Mais précipiter les choses et créer un précédent en mettant en place une procédure d’adhésion d’urgence comporterait des risques non négligeables sur le long terme. En effet, si le processus d’adhésion prévu par les traités est si long c’est parce qu’il faut préparer l’État candidat et son système politique, économique, social et juridique à intégrer l’acquis communautaire. Les étapes du processus d’adhésion sont donc là pour permettre à l’État candidat de mener les réformes structurelles nécessaires afin de faciliter la convergence des modèles et éviter, le plus possible, que l’adhésion d’un nouveau membre n’entraîne une concurrence déloyale entre les États et n’affaiblisse les systèmes économiques et sociaux. 

Les conditions ne sont donc pas réunies, à ce jour, pour que l’Union européenne puisse s’engager formellement

La convergence politique, économique, sociale et juridique ne peut pas se faire en un jour. Cela prend du temps. Et ce temps est nécessaire aussi bien pour l’État candidat que pour ceux qui sont déjà membres. 

Les conditions ne sont donc pas réunies, à ce jour, pour que l’Union européenne puisse s’engager formellement en faveur d’une adhésion de l’Ukraine. Même si la Commission a récemment accepté d’examiner son dossier d’adhésion, celui-ci devra ensuite recueillir l’unanimité des votes au Conseil pour qu’elle obtienne le statut d’État candidat. Et même là, ce statut n’implique pas une adhésion mais simplement le début du processus de négociation. Rappelons que la Turquie a obtenu le statut d’État candidat en 1999… 

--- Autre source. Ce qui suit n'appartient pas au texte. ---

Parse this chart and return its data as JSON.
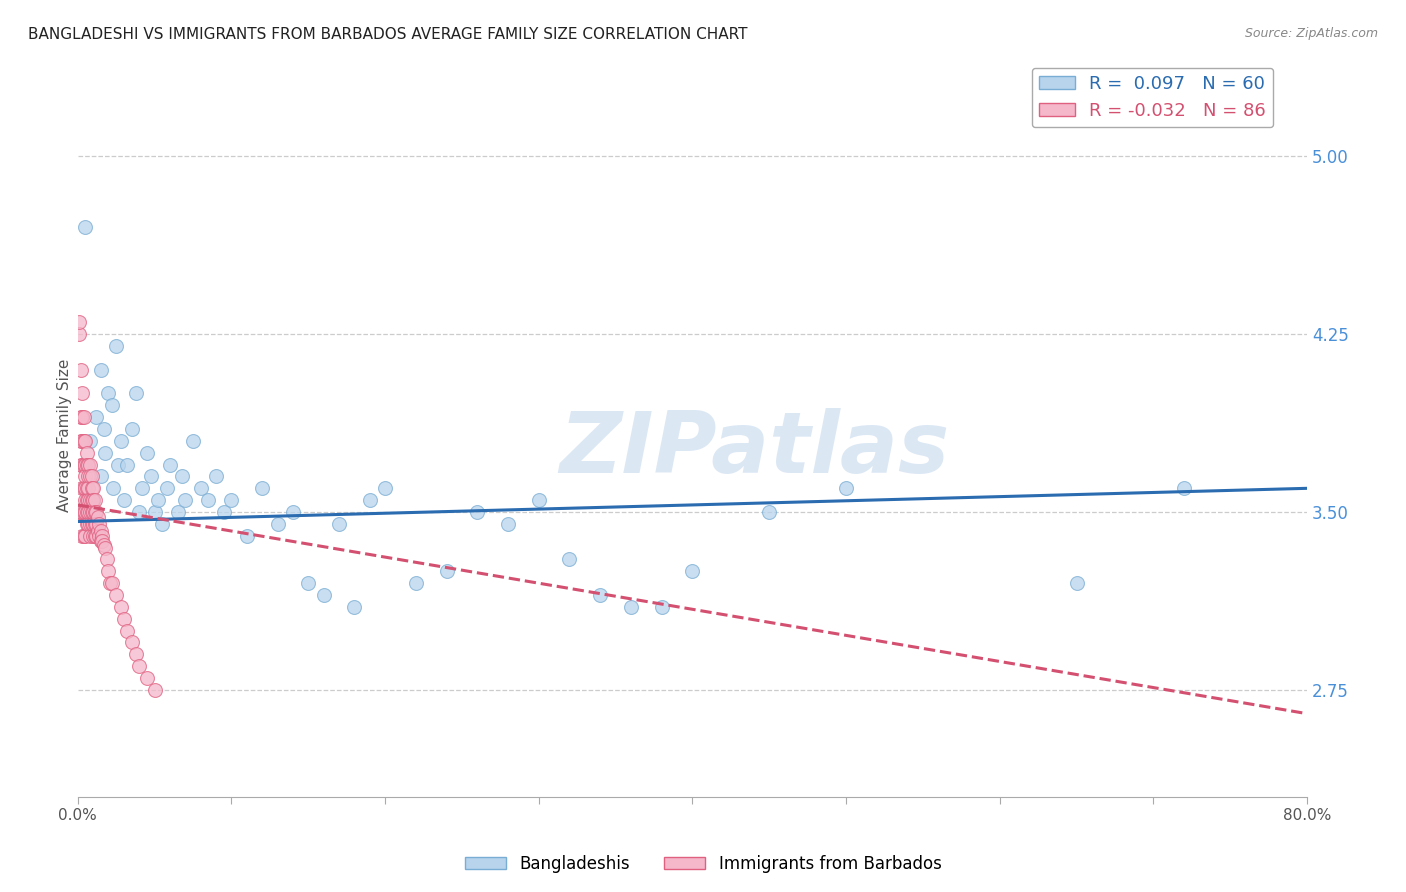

Toutefois, le soutien historique de l’ensemble des États membres et la solidarité unanime à l’égard de l’Ukraine, même s’ils ne sont malheureusement pas de nature à stopper l’invasion russe, sont bien le signe d’un lien fort entre les Européens et les Ukrainiens. La porte de l’UE ne leur est pas définitivement fermée. Elle reste, comme elle l’a toujours été, entrouverte, jusqu’à ce que des conditions plus favorables permettent peut-être un jour de l’ouvrir totalement.